Papa totalement Stones

hannahkhy

C’est avec les mains bien lavées et avec des gants de velours enfilés que mon père prend plaisir à ouvrir et écouter Sticky Fingers sur son tourne disque vintage. C’est son album préféré. Il n’a jamais étudié l’anglais ni la musique et pourtant il connait, non seulement, les paroles par cœur, mais aussi, chaque partie de guitare solo et chaque sonorité de jazz & blues.

C’est en 1971 que le groupe sort cet album. A des années lumière de la Lune, les hommes partent à la conquête de Mars. Sur terre, les jeunes américains se rebellent, manifestent dans la rue contre la guerre du Vietnam et couvrent les tombes des soldats disparus de fleurs mortes. Alors que Jane Birkin change les couches de Charlotte Gainsbourg, Jean-Louis Aubert astique déjà son micro sur scène et prend son pied avec son groupe Masturbation.

71 c’est aussi, loin des salles de concert que mon père fait son entrée dans l’ombre en France. Il quitte Casablanca à 20 ans pour travailler dans une usine de jeans en Normandie. C’est sur la chaîne de fabrication, en train de coudre des braguettes et des fermetures éclairs qu’il entendra pour la première fois Sticky Fingers. Une révélation. Le patron de l’usine M. Jack Flash était un fan des Rolling Stones. Un anglais de Dartford. Il passait ses journées à diffuser de la musique dans les ateliers de l’usine. Il programmait tous les grands tubes de l’époque. C’est là que mon père se construisit un refuge musical. Lors du passage de la chanson Can’t you hear me knocking, il me confia un jour qu’il arrêta sa machine et qu’il s’imaginait lui aussi sur scène, les cheveux dans le vent à jouer de la guitare. Et le soir il s’envoyait en l’air, avec ses fans dans sa loge tel un cheval arabe sauvage. Hélas sans obtenir aucune réelle satisfaction. A la fin de cette journée, il alla voir son patron pour lui demander quel était le nom du groupe qu’il avait diffusé. « C’est les Rollings Stones Ahmed ! Vous aimez ? » Et papa pudique, répondit « Beaucoup ! ». « Ca change des Nass El Ghiwane », lui lança son patron en riant.

Ainsi chaque soir, Jack prêtait à mon père ses vinyles. Les Beatles, Led Zeppelin, ou encore les Sex Pistols. Mon père les a tous écouté. Mais papa ne joggait que pour Jagger.

Quelques mois plus tard, M. Flash rentrait chez lui en Angleterre. Un nouveau patron lui succéda flash éclair. Un français. Plus vieux et plus coincé des fesses. Il lui aurait fallu un bon coup de médiator sur la rondelle ! Il supprima la radio. « Plus de musique, plus de sympathie pour le diable, il faut produire !» répétait-t-il.

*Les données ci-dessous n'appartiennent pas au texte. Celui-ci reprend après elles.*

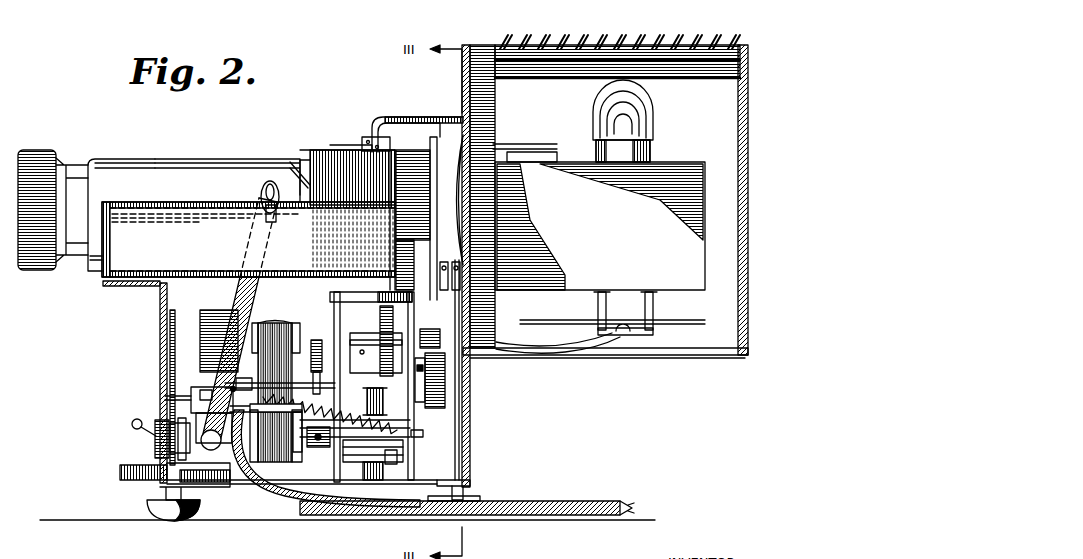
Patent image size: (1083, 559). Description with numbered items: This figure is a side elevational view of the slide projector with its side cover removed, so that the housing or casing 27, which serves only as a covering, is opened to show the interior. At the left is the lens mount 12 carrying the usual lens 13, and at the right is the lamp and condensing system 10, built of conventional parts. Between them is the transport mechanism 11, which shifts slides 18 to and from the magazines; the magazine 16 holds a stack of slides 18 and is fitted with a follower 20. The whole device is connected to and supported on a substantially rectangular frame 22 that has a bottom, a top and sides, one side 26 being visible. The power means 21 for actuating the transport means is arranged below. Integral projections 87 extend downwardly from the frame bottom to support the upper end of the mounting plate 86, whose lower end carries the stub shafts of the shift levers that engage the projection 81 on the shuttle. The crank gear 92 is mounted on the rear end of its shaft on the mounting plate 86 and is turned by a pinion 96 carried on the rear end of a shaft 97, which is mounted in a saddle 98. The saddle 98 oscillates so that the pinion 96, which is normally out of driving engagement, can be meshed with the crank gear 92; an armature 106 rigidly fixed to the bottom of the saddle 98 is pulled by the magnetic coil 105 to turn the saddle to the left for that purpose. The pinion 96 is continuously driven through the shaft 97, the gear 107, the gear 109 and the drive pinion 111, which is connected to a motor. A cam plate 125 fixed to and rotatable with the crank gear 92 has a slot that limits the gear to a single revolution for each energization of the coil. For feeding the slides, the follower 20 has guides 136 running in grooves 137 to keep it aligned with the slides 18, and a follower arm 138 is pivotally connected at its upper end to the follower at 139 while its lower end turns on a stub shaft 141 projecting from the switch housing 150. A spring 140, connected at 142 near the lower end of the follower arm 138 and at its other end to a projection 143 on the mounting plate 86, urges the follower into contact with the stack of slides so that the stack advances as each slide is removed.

The lamp and condensing system 10 is at (755, 54).
The transport mechanism 11 is at (449, 157).
The lens mount 12 is at (207, 157).
The lens 13 is at (58, 157).
The magazine 16 is at (166, 202).
The slides 18 is at (323, 150).
The follower 20 is at (302, 174).
The power means 21 is at (245, 543).
The frame 22 is at (398, 136).
The side 26 is at (417, 205).
The housing 27 is at (415, 113).
The projection 81 is at (464, 268).
The mounting plate 86 is at (410, 458).
The projections 87 is at (390, 293).
The crank gear 92 is at (445, 380).
The pinion 96 is at (437, 330).
The shaft 97 is at (350, 338).
The saddle 98 is at (366, 333).
The magnetic coil 105 is at (393, 458).
The armature 106 is at (386, 404).
The gear 107 is at (395, 358).
The gear 109 is at (313, 340).
The drive pinion 111 is at (318, 448).
The cam plate 125 is at (438, 363).
The guides 136 is at (272, 216).
The grooves 137 is at (181, 212).
The follower arm 138 is at (238, 291).
The pivotal connection 139 is at (263, 203).
The spring 140 is at (281, 458).
The stub shaft 141 is at (212, 444).
The spring connection 142 is at (231, 388).
The projection 143 is at (424, 433).
The switch housing 150 is at (193, 410).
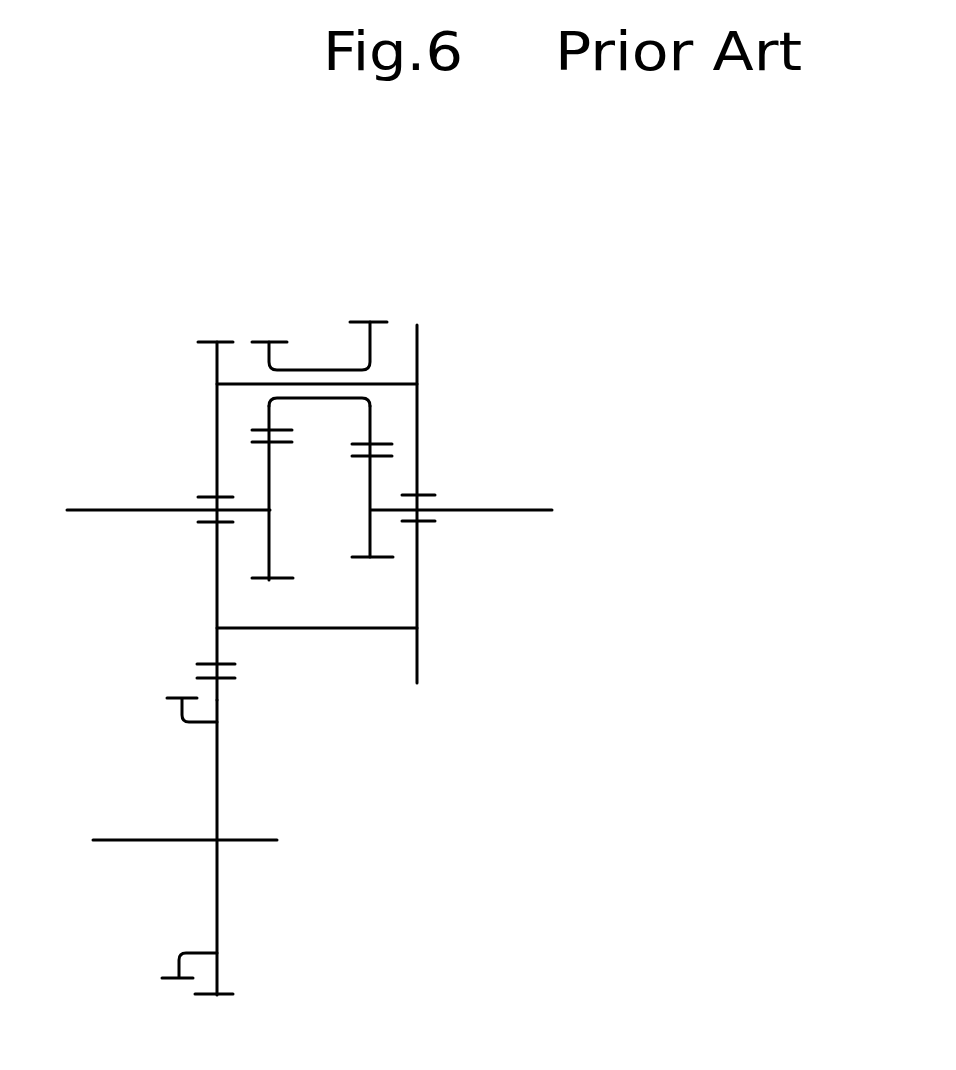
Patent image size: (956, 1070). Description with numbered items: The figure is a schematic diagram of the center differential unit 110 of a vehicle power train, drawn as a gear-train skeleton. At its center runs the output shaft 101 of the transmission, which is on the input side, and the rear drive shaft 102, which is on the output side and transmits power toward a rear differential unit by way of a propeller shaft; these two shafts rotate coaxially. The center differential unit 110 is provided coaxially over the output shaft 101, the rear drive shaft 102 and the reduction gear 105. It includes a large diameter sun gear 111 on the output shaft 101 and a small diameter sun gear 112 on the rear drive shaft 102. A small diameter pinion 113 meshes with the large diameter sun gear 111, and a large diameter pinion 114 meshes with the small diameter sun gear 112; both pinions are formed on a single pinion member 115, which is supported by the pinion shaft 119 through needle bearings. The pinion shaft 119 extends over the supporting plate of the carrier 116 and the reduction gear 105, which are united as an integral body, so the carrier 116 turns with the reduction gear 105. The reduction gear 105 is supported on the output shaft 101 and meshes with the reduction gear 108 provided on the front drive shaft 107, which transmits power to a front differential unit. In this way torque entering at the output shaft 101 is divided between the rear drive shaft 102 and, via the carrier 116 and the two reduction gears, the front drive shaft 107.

The output shaft 101 is at (90, 510).
The rear drive shaft 102 is at (525, 510).
The reduction gear 105 is at (217, 357).
The front drive shaft 107 is at (122, 840).
The reduction gear 108 is at (217, 972).
The center differential unit 110 is at (470, 271).
The large diameter sun gear 111 is at (268, 582).
The small diameter sun gear 112 is at (363, 560).
The small diameter pinion 113 is at (267, 340).
The large diameter pinion 114 is at (373, 320).
The pinion member 115 is at (318, 370).
The carrier 116 is at (338, 628).
The pinion shaft 119 is at (398, 383).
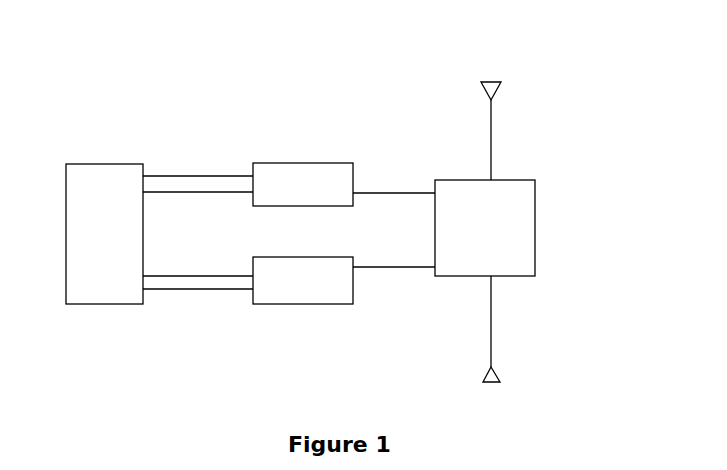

Mais avant de partir, Flash tint à faire un cadeau à mon père. Il lui offrit l’album Stinky Fingers. Un collector inestimable sur lequel mon père adore baver.

Depuis 40 ans maintenant, papa vit Rolling Stones. Il va même jusqu’à mettre du sucre brun dans son thé tous les matins. Il n’attend qu’une chose : les voir jouer sur sa terre natale à Rabat lors du Festival Mawazine en mai prochain.